Heute, ein halbes Jahr danach, verstehen sich hessische CDU-Spitzenpolitiker bestens mit der Bundesregierung. Jüngstes Beispiel: Der hessische Innenminister Volker Bouffier (CDU) und Bundesinnenminister Otto Schily (SPD) fordern unisono eine Verschärfung des Asylrechts, während Roland Koch immer wieder erklärt, er könne sich eine gemeinsame Sparpolitik mit Schröder und Eichel gut vorstellen.

Wie sieht nun nach einem halben Jahr CDU-FDP-Regierung die hessische Landespolitik aus? Eins ist klar: Die im Wahlkampf angedrohte Verschärfung staatlicher Kontrolle in allen Bereichen und die Einführung einer noch restriktiveren Ausländerpolitik wird Schritt für Schritt umgesetzt. In der Schulpolitik erweist sich das Versprechen einer besseren Unterrichtsversorgung vor allem als Hebel, die konservative Leistungsideologie der CDU durchzusetzen und die Ansätze der auf mehr Chancengleichheit ausgerichteten Bildungsreformen der siebziger Jahre, so beschränkt sie waren, rückgängig zu machen.

Innere Sicherheit

Im Wahlkampf hatte Roland Koch den "härtesten Strafvollzug Deutschlands" angekündigt und auf den Wahlplakaten ganz offen "Härter durchgreifen!" gefordert. Kurz nach der Wahl versuchte der neue Ministerpräsident sich gelegentlich das Image eines milden, eher liberalen und weltoffenen Landesvaters zu verschaffen.. Auf dem Gebiet der inneren Sicherheit verfolgt seine Politik jedoch die Maxime "schneller abschieben, länger einsperren und mehr kontrollieren".

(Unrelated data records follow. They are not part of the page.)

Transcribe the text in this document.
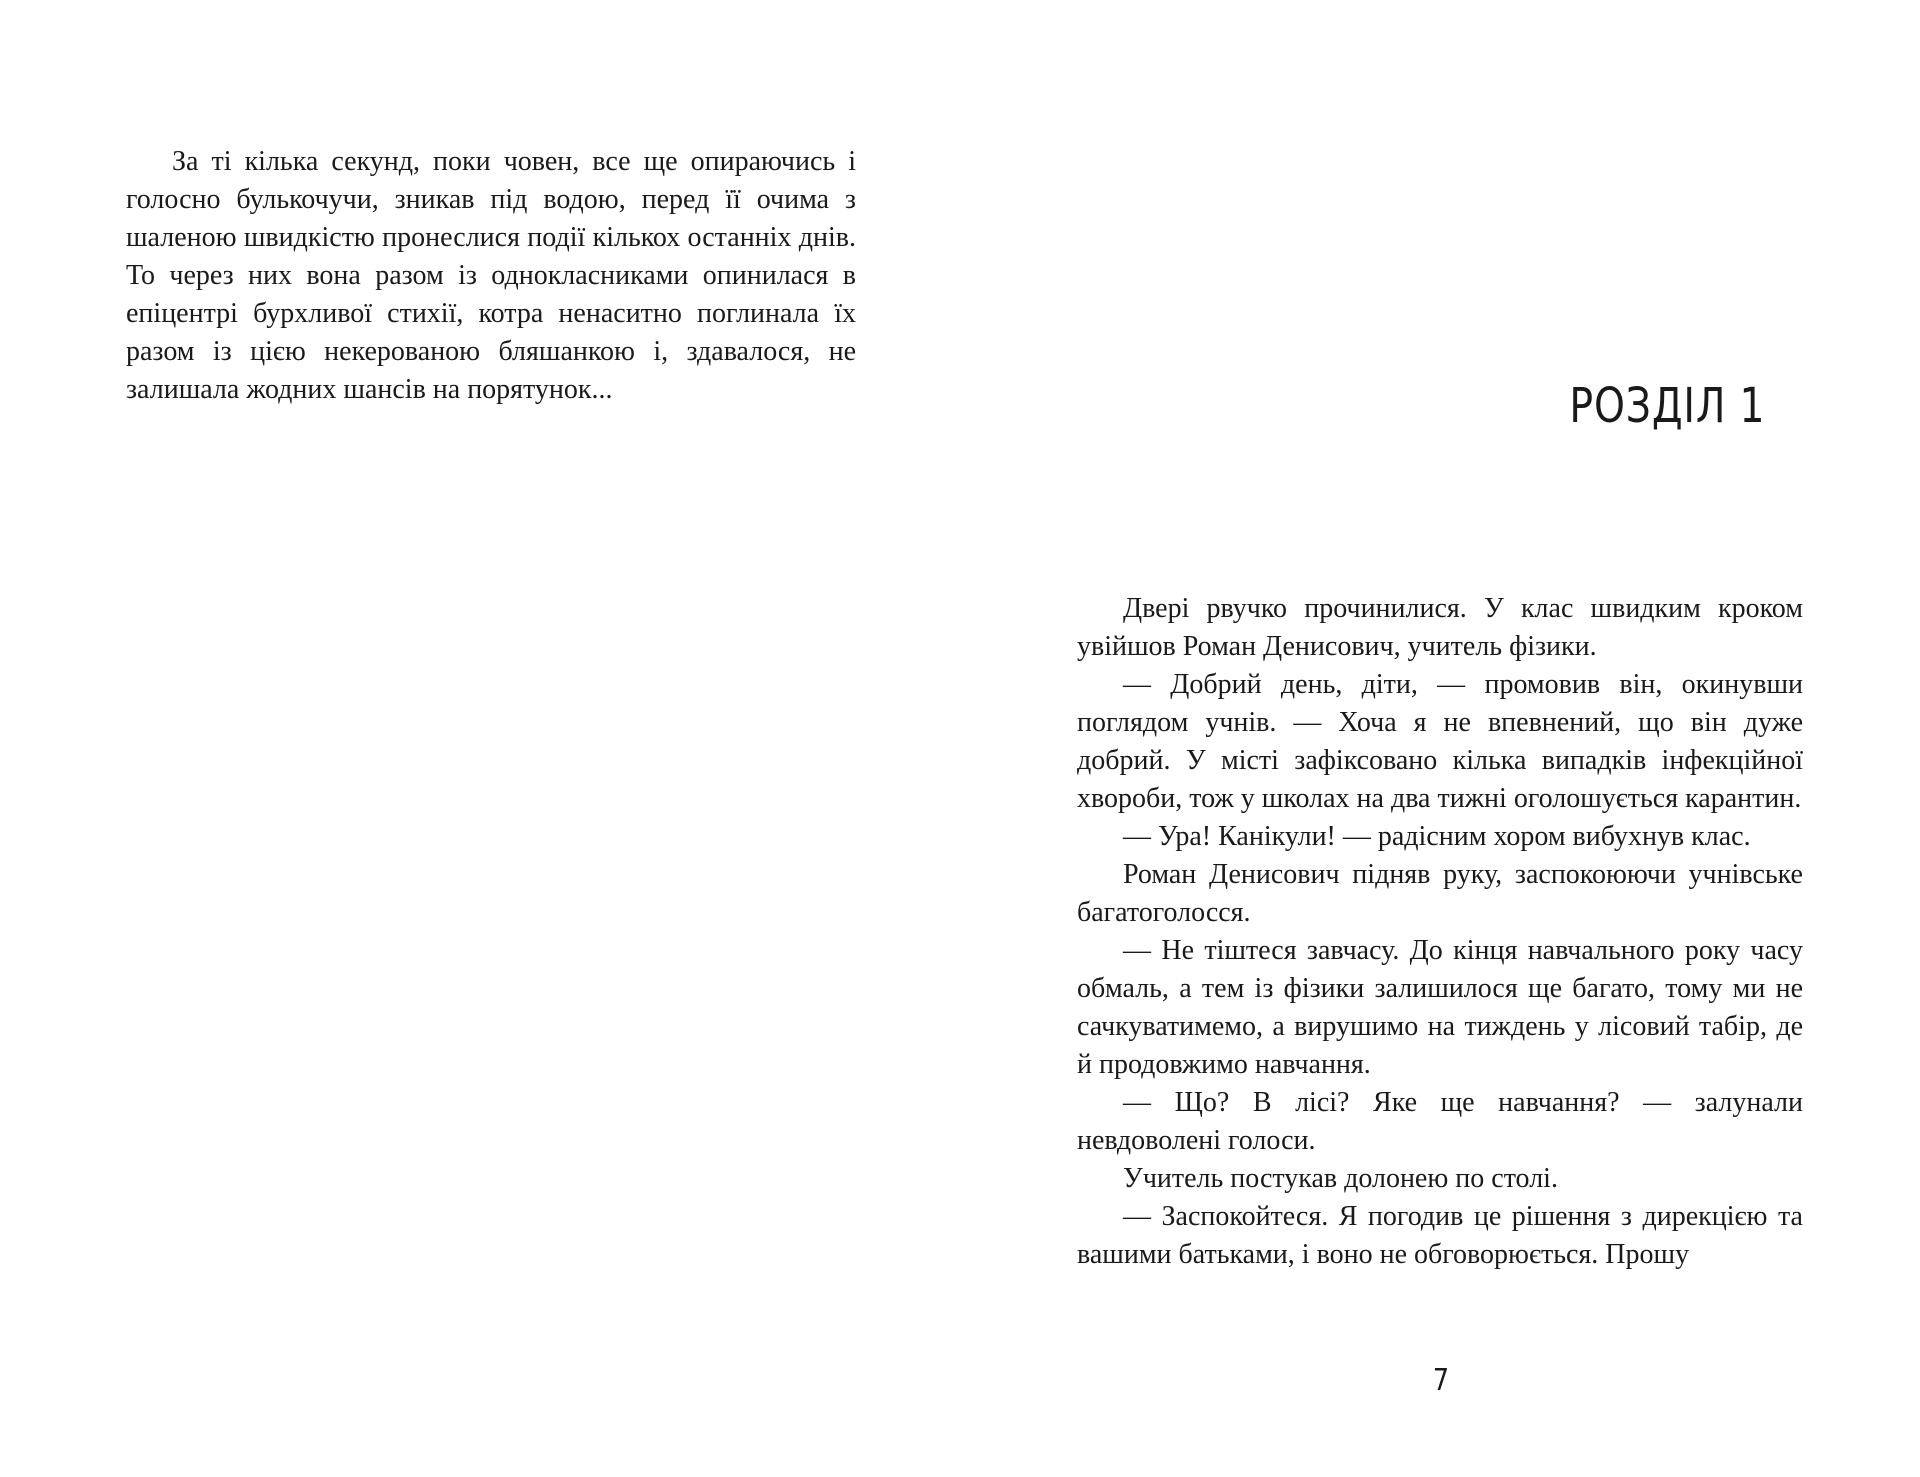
За ті кілька секунд, поки човен, все ще опираючись і голосно булькочучи, зникав під водою, перед її очима з шаленою швидкістю пронеслися події кількох останніх днів. То через них вона разом із однокласниками опинилася в епіцентрі бурхливої стихії, котра ненаситно поглинала їх разом із цією некерованою бляшанкою і, здавалося, не залишала жодних шансів на порятунок...	РОЗДІЛ 1

Двері рвучко прочинилися. У клас швидким кроком увійшов Роман Денисович, учитель фізики.

— Добрий день, діти, — промовив він, окинувши поглядом учнів. — Хоча я не впевнений, що він дуже добрий. У місті зафіксовано кілька випадків інфекційної хвороби, тож у школах на два тижні оголошується карантин.

— Ура! Канікули! — радісним хором вибухнув клас.

Роман Денисович підняв руку, заспокоюючи учнівське багатоголосся.

— Не тіштеся завчасу. До кінця навчального року часу обмаль, а тем із фізики залишилося ще багато, тому ми не сачкуватимемо, а вирушимо на тиждень у лісовий табір, де й продовжимо навчання.

— Що? В лісі? Яке ще навчання? — залунали невдоволені голоси.

Учитель постукав долонею по столі.

— Заспокойтеся. Я погодив це рішення з дирекцією та вашими батьками, і воно не обговорюється. Прошу

7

So wird die zulässige Präventionshaft - der "vorbeugende Unterbringungsgewahrsam" - von einem Tag auf sechs Tage verlängert, was bedeutet, dass Menschen, die der Staat als Gefahr einschätzt, sechs Tage lang inhaftiert werden können, ohne dass die geringste Beschuldigung gegen sie vorliegt. Diese Maßnahme zielt in erster Linie darauf ab, im Vorfeld von Demonstrationen und Kundgebungen politische Gegner - sogenannte "Rädelsführer" - auszuschalten.

Der neue Justizminister Christean Wagner (CDU) hat offen erklärt, dass Resozialisierung in Zukunft nicht mehr erste Priorität haben und der geschlossene Vollzug wieder zum Regelvollzug erhoben werde solle.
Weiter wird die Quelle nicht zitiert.